Wednesday, 18 April 2012

On superstition and urban myth

We have just passed Easter and it occurred to me how much the holiday period has changed over the years. I was in conversation with an elderly woman about how much Good Friday in particularly had been altered over the last 30 years. She remarked that her own Mother had been distressed by how irreligious it had become. It used to be regarded as the most sombre day in the Christian Calendar and a time not for frivolity. The Vicar of Leek in the 1950s George Youell complained of inappropriate films being shown. The long forgotten film " Private in Skirts" drew his ire.

It used to be a day that carried with it certain taboos; the most widespread was a ban on washing clothes. Disaster was supposed to befall anyone who washed or hung out clothes to dry. There are stories of washing being splattered with blood and family member would die, supposedly "washed away".

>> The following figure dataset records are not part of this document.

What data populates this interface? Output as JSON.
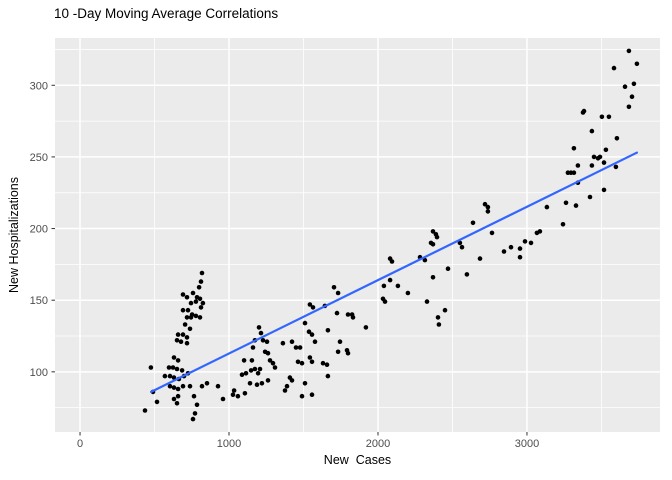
{
  "chart_data": {
    "type": "scatter",
    "title": "10 -Day Moving Average Correlations",
    "xlabel": "New  Cases",
    "ylabel": "New Hospitalizations",
    "legend": "none",
    "grid": true,
    "x_axis": {
      "ticks": [
        0,
        1000,
        2000,
        3000
      ],
      "minor_ticks": [
        500,
        1500,
        2500,
        3500
      ],
      "range": [
        -168,
        3893
      ]
    },
    "y_axis": {
      "ticks": [
        100,
        150,
        200,
        250,
        300
      ],
      "minor_ticks": [
        75,
        125,
        175,
        225,
        275,
        325
      ],
      "range": [
        58,
        333
      ]
    },
    "colors": {
      "panel_bg": "#EBEBEB",
      "grid": "#FFFFFF",
      "points": "#000000",
      "trend_line": "#3366FF",
      "tick_label": "#4D4D4D",
      "tick_mark": "#333333",
      "axis_label": "#000000",
      "background": "#FFFFFF"
    },
    "trend_line": {
      "type": "linear",
      "from": [
        477,
        86
      ],
      "to": [
        3738,
        253
      ]
    },
    "points": [
      [
        819,
        169
      ],
      [
        812,
        163
      ],
      [
        799,
        159
      ],
      [
        691,
        154
      ],
      [
        718,
        152
      ],
      [
        758,
        155
      ],
      [
        785,
        152
      ],
      [
        805,
        151
      ],
      [
        778,
        149
      ],
      [
        745,
        148
      ],
      [
        691,
        143
      ],
      [
        725,
        143
      ],
      [
        752,
        140
      ],
      [
        778,
        139
      ],
      [
        718,
        138
      ],
      [
        745,
        138
      ],
      [
        705,
        133
      ],
      [
        738,
        130
      ],
      [
        691,
        126
      ],
      [
        658,
        126
      ],
      [
        718,
        124
      ],
      [
        651,
        122
      ],
      [
        678,
        121
      ],
      [
        718,
        120
      ],
      [
        631,
        110
      ],
      [
        658,
        108
      ],
      [
        476,
        103
      ],
      [
        597,
        103
      ],
      [
        624,
        103
      ],
      [
        651,
        102
      ],
      [
        685,
        101
      ],
      [
        570,
        97
      ],
      [
        604,
        97
      ],
      [
        631,
        96
      ],
      [
        664,
        95
      ],
      [
        698,
        97
      ],
      [
        725,
        99
      ],
      [
        604,
        90
      ],
      [
        631,
        89
      ],
      [
        658,
        88
      ],
      [
        691,
        90
      ],
      [
        738,
        90
      ],
      [
        819,
        90
      ],
      [
        852,
        92
      ],
      [
        490,
        86
      ],
      [
        517,
        79
      ],
      [
        631,
        81
      ],
      [
        658,
        83
      ],
      [
        651,
        78
      ],
      [
        765,
        83
      ],
      [
        785,
        77
      ],
      [
        926,
        90
      ],
      [
        960,
        81
      ],
      [
        1027,
        84
      ],
      [
        1060,
        83
      ],
      [
        772,
        71
      ],
      [
        758,
        67
      ],
      [
        436,
        73
      ],
      [
        825,
        148
      ],
      [
        812,
        145
      ],
      [
        805,
        138
      ],
      [
        1705,
        159
      ],
      [
        1732,
        155
      ],
      [
        1543,
        147
      ],
      [
        1564,
        145
      ],
      [
        1644,
        146
      ],
      [
        1725,
        141
      ],
      [
        1799,
        140
      ],
      [
        1826,
        140
      ],
      [
        1832,
        138
      ],
      [
        1201,
        131
      ],
      [
        1215,
        127
      ],
      [
        1510,
        134
      ],
      [
        1537,
        128
      ],
      [
        1557,
        126
      ],
      [
        1919,
        131
      ],
      [
        1664,
        129
      ],
      [
        1174,
        122
      ],
      [
        1228,
        122
      ],
      [
        1255,
        121
      ],
      [
        1362,
        120
      ],
      [
        1423,
        121
      ],
      [
        1450,
        117
      ],
      [
        1477,
        117
      ],
      [
        1577,
        121
      ],
      [
        1745,
        121
      ],
      [
        1732,
        114
      ],
      [
        1792,
        115
      ],
      [
        1799,
        113
      ],
      [
        1161,
        117
      ],
      [
        1242,
        114
      ],
      [
        1262,
        113
      ],
      [
        1101,
        108
      ],
      [
        1154,
        108
      ],
      [
        1275,
        108
      ],
      [
        1295,
        106
      ],
      [
        1309,
        103
      ],
      [
        1463,
        107
      ],
      [
        1490,
        106
      ],
      [
        1543,
        110
      ],
      [
        1557,
        107
      ],
      [
        1631,
        106
      ],
      [
        1658,
        105
      ],
      [
        1087,
        98
      ],
      [
        1114,
        99
      ],
      [
        1148,
        101
      ],
      [
        1174,
        102
      ],
      [
        1195,
        99
      ],
      [
        1208,
        102
      ],
      [
        1664,
        97
      ],
      [
        1141,
        92
      ],
      [
        1188,
        91
      ],
      [
        1221,
        92
      ],
      [
        1262,
        94
      ],
      [
        1389,
        90
      ],
      [
        1409,
        96
      ],
      [
        1423,
        94
      ],
      [
        1510,
        92
      ],
      [
        1107,
        85
      ],
      [
        1376,
        87
      ],
      [
        1490,
        83
      ],
      [
        1557,
        84
      ],
      [
        1034,
        87
      ],
      [
        2718,
        217
      ],
      [
        2738,
        215
      ],
      [
        2738,
        212
      ],
      [
        2638,
        204
      ],
      [
        2765,
        197
      ],
      [
        2369,
        198
      ],
      [
        2389,
        196
      ],
      [
        2396,
        194
      ],
      [
        2356,
        190
      ],
      [
        2369,
        189
      ],
      [
        2550,
        190
      ],
      [
        2564,
        187
      ],
      [
        2846,
        184
      ],
      [
        2893,
        187
      ],
      [
        2081,
        179
      ],
      [
        2094,
        177
      ],
      [
        2282,
        180
      ],
      [
        2315,
        178
      ],
      [
        2685,
        179
      ],
      [
        2470,
        172
      ],
      [
        2597,
        168
      ],
      [
        2369,
        166
      ],
      [
        2081,
        164
      ],
      [
        2040,
        160
      ],
      [
        2134,
        160
      ],
      [
        2201,
        155
      ],
      [
        2034,
        151
      ],
      [
        2047,
        149
      ],
      [
        2329,
        149
      ],
      [
        2450,
        143
      ],
      [
        2403,
        138
      ],
      [
        2409,
        133
      ],
      [
        3067,
        197
      ],
      [
        3684,
        324
      ],
      [
        3738,
        315
      ],
      [
        3584,
        312
      ],
      [
        3718,
        301
      ],
      [
        3658,
        299
      ],
      [
        3705,
        292
      ],
      [
        3684,
        285
      ],
      [
        3376,
        281
      ],
      [
        3383,
        282
      ],
      [
        3503,
        278
      ],
      [
        3550,
        278
      ],
      [
        3436,
        268
      ],
      [
        3604,
        263
      ],
      [
        3315,
        256
      ],
      [
        3530,
        255
      ],
      [
        3450,
        250
      ],
      [
        3477,
        249
      ],
      [
        3490,
        250
      ],
      [
        3436,
        244
      ],
      [
        3342,
        244
      ],
      [
        3275,
        239
      ],
      [
        3295,
        239
      ],
      [
        3315,
        239
      ],
      [
        3597,
        243
      ],
      [
        3517,
        246
      ],
      [
        3342,
        232
      ],
      [
        3517,
        227
      ],
      [
        3423,
        222
      ],
      [
        3134,
        215
      ],
      [
        3262,
        218
      ],
      [
        3329,
        216
      ],
      [
        3242,
        203
      ],
      [
        3087,
        198
      ],
      [
        2987,
        191
      ],
      [
        3027,
        190
      ],
      [
        2953,
        186
      ],
      [
        2953,
        180
      ]
    ]
  }
}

Given the nature of the day as the key Christian date for mourning, it is not surprising that there was a general feeling that no work should be done this day. In rural areas this prohibition most certainly applied to the planting of crops. Disturbing the soil was regarded as an impious act and nothing would grow if planted. One worker reported as unwilling to work on Good Friday was the blacksmith. Many would have anything to do with nails. There was a belief that the blacksmith’s wife carried the nails used in the crucification in her apron.
Are we becoming less superstitious with the decline in Faith?

The willingness of people to be credulous still exists as demonstrated by the power of the urban myth. I have certainly been told stories usually nasty there were claimed to be genuine. I came across a good example shortly after the 9/11 attacks. The story concerned a terrorist attack directed against a British city on a specific date. I heard it twice from two different people within days. The pull of myths remains strong even if the technology has changed.